Aena has put figures and dates on the biggest upgrade in Alicante-Elche airport's history: €1.154 billion in total, with €453 million scheduled for 2027–2031 and the remainder through 2036. The terminal grows by almost 30%, a new pier will handle non-Schengen flights, the VIP lounge is being rebuilt, and a direct rail link is finally on the drawing board. For anyone who owns — or is buying — on the Costa Blanca, this is infrastructure catching up with demand.
How much is the Alicante airport expansion — and what exactly is planned?
The investment programme detailed by the airport's management in July 2026 puts the total at €1.154 billion, first announced by the Spanish government in late 2025 and now built into Aena's regulatory roadmap: €453 million falls within the DORA 2027–2031 period, with around €701 million earmarked for the following cycle to complete the works (Alicante Today).
| What | Detail |
|---|---|
| Total investment | €1.154 billion |
| First phase (DORA 2027–2031) | €453 million |
| Terminal | Expansion northwards, floor area up by almost 30% |
| New pier | Dedicated departures pier for non-Schengen flights, more airbridges |
| Security | New-generation checkpoint — liquids and laptops stay in your bag |
| Landside | Bigger parking, new taxi and bus drop-off zones, redesigned access roads |
Source: Aena / airport management briefing, July 2026.
The context is simple: the airport handled a record 19.95 million passengers in 2025 and is expected to pass 20 million in 2026 — roughly double the traffic of a decade ago and the fifth-busiest in Spain.
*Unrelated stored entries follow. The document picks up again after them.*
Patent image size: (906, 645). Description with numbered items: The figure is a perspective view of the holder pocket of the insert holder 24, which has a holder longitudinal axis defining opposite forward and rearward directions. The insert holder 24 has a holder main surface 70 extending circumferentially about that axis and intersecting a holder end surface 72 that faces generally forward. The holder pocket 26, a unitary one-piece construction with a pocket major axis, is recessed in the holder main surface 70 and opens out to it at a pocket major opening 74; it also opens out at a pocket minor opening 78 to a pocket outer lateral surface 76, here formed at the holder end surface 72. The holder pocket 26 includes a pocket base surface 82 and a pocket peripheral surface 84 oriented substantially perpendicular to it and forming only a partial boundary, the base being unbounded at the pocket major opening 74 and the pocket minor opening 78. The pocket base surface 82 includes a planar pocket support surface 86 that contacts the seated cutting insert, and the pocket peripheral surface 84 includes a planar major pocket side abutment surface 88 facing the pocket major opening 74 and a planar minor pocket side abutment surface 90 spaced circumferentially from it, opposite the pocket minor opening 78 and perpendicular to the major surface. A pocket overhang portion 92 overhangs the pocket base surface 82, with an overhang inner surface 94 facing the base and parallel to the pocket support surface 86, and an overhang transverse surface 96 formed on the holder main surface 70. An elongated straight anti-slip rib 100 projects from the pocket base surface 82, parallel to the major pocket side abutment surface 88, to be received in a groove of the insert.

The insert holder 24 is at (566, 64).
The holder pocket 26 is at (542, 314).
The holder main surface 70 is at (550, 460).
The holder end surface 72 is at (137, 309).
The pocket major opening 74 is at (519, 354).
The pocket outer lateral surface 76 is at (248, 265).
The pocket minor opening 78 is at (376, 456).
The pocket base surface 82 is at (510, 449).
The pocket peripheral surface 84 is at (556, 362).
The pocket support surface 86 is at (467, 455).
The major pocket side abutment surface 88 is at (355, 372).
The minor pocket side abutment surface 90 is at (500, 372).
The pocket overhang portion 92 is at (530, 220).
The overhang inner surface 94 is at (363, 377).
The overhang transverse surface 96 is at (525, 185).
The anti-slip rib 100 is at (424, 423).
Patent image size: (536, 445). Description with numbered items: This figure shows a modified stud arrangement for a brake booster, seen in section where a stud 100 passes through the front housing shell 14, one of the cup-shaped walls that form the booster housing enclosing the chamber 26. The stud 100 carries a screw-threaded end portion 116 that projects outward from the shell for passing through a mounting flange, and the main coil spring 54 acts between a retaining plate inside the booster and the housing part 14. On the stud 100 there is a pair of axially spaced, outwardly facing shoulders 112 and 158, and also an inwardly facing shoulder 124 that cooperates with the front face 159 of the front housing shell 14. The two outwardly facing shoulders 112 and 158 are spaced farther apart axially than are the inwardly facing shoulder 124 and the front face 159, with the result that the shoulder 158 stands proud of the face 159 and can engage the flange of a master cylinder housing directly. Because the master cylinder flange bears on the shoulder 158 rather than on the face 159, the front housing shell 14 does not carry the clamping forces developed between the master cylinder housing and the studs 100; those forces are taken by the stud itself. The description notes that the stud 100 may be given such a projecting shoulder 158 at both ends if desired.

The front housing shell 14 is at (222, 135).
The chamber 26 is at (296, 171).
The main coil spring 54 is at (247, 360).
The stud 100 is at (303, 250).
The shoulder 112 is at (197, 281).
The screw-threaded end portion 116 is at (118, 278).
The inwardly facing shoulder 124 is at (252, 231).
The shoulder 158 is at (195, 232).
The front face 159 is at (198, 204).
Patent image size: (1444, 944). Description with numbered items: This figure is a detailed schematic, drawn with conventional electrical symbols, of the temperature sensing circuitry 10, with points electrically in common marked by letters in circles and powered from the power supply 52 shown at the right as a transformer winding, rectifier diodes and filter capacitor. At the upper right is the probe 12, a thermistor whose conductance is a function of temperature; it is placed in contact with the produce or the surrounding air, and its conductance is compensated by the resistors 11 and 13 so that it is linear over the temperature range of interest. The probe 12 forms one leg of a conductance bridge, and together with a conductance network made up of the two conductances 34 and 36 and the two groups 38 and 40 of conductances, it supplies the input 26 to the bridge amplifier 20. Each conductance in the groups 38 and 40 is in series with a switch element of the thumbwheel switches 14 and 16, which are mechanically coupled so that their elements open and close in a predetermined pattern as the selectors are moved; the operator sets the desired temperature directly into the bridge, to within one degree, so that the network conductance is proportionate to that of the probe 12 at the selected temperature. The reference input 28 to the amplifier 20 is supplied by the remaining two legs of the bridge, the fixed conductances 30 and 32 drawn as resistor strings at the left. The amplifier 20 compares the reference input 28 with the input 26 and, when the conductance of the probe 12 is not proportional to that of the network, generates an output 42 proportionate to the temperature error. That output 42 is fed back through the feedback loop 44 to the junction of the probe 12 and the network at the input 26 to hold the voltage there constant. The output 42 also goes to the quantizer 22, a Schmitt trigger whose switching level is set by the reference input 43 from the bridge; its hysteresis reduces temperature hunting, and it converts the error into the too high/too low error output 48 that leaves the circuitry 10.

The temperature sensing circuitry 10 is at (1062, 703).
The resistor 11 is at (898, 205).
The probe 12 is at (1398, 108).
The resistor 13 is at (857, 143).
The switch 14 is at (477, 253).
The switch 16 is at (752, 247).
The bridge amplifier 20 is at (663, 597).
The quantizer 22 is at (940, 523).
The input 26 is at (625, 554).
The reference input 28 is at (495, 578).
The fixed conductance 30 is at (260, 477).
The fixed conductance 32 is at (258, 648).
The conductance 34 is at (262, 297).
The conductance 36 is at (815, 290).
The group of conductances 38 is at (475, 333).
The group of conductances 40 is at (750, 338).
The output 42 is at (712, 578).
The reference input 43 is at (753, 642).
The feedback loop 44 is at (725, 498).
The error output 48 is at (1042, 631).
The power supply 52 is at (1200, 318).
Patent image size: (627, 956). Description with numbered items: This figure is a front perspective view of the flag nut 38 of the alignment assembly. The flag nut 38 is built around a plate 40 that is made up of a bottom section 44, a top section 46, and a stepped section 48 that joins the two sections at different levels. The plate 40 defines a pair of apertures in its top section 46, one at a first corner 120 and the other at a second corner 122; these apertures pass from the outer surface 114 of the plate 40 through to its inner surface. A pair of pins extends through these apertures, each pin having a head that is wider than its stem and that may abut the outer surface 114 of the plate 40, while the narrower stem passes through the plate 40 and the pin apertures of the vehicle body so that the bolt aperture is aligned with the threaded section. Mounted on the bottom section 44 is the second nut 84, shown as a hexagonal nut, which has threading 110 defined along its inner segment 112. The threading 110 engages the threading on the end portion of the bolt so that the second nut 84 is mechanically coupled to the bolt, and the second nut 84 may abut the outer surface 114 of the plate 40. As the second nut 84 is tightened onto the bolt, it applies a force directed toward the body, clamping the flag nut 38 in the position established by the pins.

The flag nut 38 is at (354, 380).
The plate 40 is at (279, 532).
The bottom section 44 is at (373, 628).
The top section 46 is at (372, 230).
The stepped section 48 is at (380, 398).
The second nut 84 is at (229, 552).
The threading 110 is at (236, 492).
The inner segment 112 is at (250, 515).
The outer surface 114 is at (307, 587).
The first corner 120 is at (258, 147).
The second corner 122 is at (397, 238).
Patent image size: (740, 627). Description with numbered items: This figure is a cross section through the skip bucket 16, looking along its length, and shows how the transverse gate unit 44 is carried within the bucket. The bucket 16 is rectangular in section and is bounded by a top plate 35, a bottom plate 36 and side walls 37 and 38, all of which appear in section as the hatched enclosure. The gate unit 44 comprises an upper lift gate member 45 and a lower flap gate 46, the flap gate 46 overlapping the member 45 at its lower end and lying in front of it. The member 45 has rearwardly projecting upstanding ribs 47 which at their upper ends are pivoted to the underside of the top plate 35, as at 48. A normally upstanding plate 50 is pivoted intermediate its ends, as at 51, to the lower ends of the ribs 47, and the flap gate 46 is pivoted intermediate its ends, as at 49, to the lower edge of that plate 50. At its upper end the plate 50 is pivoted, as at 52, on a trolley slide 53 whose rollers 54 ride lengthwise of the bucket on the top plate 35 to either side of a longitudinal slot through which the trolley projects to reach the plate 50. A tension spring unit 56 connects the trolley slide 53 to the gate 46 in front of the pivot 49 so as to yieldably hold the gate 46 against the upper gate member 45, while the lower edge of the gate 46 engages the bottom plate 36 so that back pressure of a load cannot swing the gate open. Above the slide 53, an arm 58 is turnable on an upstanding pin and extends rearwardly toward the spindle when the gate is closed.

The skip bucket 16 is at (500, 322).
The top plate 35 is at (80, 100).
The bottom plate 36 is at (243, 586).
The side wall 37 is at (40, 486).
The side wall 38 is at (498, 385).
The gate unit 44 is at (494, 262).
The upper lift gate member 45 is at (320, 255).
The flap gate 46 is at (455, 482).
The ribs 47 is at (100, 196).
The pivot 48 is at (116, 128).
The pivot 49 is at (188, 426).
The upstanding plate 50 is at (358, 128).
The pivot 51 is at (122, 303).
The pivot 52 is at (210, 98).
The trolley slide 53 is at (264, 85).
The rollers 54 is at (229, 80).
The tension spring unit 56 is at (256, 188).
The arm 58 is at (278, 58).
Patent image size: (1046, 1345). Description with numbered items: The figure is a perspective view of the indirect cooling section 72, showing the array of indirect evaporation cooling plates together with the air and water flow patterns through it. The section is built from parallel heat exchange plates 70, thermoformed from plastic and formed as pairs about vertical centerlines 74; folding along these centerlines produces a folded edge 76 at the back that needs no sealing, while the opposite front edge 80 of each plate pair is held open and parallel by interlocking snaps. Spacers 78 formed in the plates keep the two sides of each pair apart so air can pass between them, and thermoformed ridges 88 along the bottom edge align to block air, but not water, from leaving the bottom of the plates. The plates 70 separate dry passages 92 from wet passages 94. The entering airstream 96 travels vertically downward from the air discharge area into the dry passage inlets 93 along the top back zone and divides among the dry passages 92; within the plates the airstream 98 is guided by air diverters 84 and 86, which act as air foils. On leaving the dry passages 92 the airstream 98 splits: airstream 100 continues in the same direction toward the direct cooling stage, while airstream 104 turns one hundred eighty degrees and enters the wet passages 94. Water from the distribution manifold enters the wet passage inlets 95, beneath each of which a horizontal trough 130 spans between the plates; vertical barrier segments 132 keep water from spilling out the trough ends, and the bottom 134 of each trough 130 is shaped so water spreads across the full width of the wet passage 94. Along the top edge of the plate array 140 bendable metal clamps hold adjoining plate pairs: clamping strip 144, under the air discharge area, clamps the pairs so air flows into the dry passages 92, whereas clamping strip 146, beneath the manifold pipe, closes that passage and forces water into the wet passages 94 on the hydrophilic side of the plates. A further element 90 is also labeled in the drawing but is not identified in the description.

We covered that record — and what it already does for property demand — in our June analysis. The expansion is the answer to it.
A better arrival: the VIP lounge is being rebuilt too
Comfort is getting attention ahead of the big construction phases. In April 2026 Aena awarded Acciona the contract to refurbish, modernise and extend the airport's Ifach VIP lounge — the space most frequent flyers and Priority Pass holders know from the first-floor boarding area. Together with the new security lanes, the day-to-day experience of flying in and out of Alicante is set to improve well before the terminal extension opens.
Will there be a train to Alicante airport?
Yes — and this is arguably the piece with the biggest long-term effect on the property map. Adif and Aena have agreed the key specifications for the rail link: an underground station just east of the airport's parking building, reached by a new branch off the Alicante–Elche C-1 commuter line. Reports place the construction window at 2026–2030 (Murcia Today).
Today the airport lives on a single road corridor. A rail connection changes the equation for everyone who owns property along the commuter line — and removes the one weak point in an otherwise excellent transport story.
What this means if you own — or are buying — on the Costa Blanca
Accessibility is the quiet engine of coastal property values. Alicante-Elche's traffic is 88% international, which translates directly into two things: a deep pool of holiday-rental demand, and second-home owners who can reach their property door-to-door in an afternoon from most of Europe.
- Rental owners get a growing, year-round audience: more routes and more capacity mean longer seasons, not just busier Augusts.
- Second-home buyers get certainty: a €1.15 billion commitment is a two-decade vote of confidence in the region's connectivity.
- The 10–30 minute belt benefits most. Areas within easy reach of the airport — Playa de San Juan, El Campello, the golf communities around Bonalba and Mutxamel, and the resort corridor towards Benidorm and Finestrat — combine beach living with an airport run short enough for a Friday-night arrival. It is no coincidence that new resort projects keep landing in this belt — Lady Bonalba beside Bonalba Golf is the latest example. Active new-build projects in the same belt include NJoy Shore in El Campello and Bonalba Green in Mutxamel.
For a town-by-town view of where connectivity, beaches and value meet, see our guide to the best areas of the Costa Blanca.
FAQ
How much will the Alicante airport expansion cost?
€1.154 billion in total: €453 million is scheduled within Aena's DORA 2027–2031 investment period, with around €701 million in the following cycle to complete the programme.
When will the works be finished?
The first phase runs to 2031; the full programme extends into the mid-2030s. Some improvements arrive much earlier — the VIP lounge refurbishment was contracted in April 2026 and the new security checkpoint is part of the near-term works.
When will the train to Alicante airport run?
Adif and Aena have agreed on an underground station connected to the Alicante–Elche C-1 commuter line, with reports placing the construction window at 2026–2030. Until then, access remains by road — about 20–35 minutes from most central Costa Blanca towns.
Is there a VIP lounge at Alicante airport?
Yes — the Sala Ifach VIP lounge in the first-floor boarding area, accessible with Priority Pass and similar programmes or with pay-at-the-door entry. And it is getting better: in April 2026 Aena awarded Acciona the contract to refurbish, modernise and extend the lounge, so this part of the upgrade arrives well ahead of the main terminal expansion.